Spain hopes ‘bad bank’ FROB will stabilize economy

3rd September 2012

What did they announce?

There is to be a change in the Spanish bank rescue mechanism called the FROB which is to become a "bad-bank". This is quite a change in itself as before the Spanish authorities had loudly proclaimed that a bad-bank was not going to be necessary in Spain. For those unfamiliar with the concept of a bad-bank it is an institution which will take the weaker assets off the books of the Spanish banks. In essence those that represent airports which never opened and empty apartment blocks and of course the associated loans.

So we are seeing the usual type of clean-up which is another example of the privatisation of profits and the socialisation of losses. This is in spite of claims by Spanish ministers that this will show a profit. You see we know what happens here as we have the example of the Irish bad-bank called NAMA which was established with Irish ministers making exactly the same claims. The reality is that  according to the Irish blogger Jagdip Singh is that it has so far lost just under 25% on its overall holdings.
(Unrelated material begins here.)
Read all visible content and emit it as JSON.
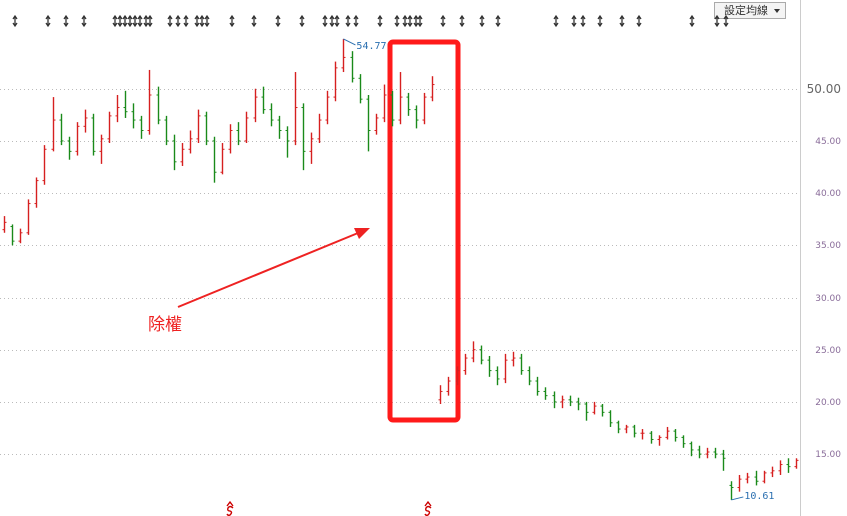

As we survey the Spanish banking system we see one where the size of property loans that are to use the euphemism "problematic" is around 180 billion Euros. Or rather that is the estimate so far as experience has told us that closer examinations tend to see such numbers rise. If we recall Bankia's situation from the spring the estimate of the required bailout doubled in a fortnight.

Another potentially unstable lifeboat

The FROB itself is to be expanded to a capacity of 120 billion Euros to cope with the requirements outlined above. This is up from the previous 90 billion Euros. All well and good until we recall that it actually only had a capital of 15 billion Euros which as I pointed out on the 25th of May

This leverage capacity can be increased up to 6 times with the approval of the Ministry Of Economy and Competitiveness.

So 15 billion times 6 gets us to the 90 billion. However as I pointed out then dealing with likely losses via a leveraged institution has an obvious problem. What if the losses turn out to be larger than the capital base? We await to see how the Spanish government will back the new increased FROB capacity.

More fundamentally exactly how will leverage solve problems which were created by an excess of leverage?

Wasn't the European Financial Stability Facility supposed to be backing this?

Exactly, but so far we seem to be lacking any real details of what will happen here apart from the original promise of up to 100 billion Euros of bank aid. Even the 100 billion Euro capacity compares unfavourably with the new 120 billion FROB capacity.

Oh Bankia

I discussed the problems which led to Bankia's nationalisation back on the 8th and 25th of May. It published its latest figures after trading had closed on Friday and they showed a further loss of 4.4 billion Euros. To stop it collapsing the FROB has stepped in but it is much lighter on the detail of how much this will cost, than hyperbole.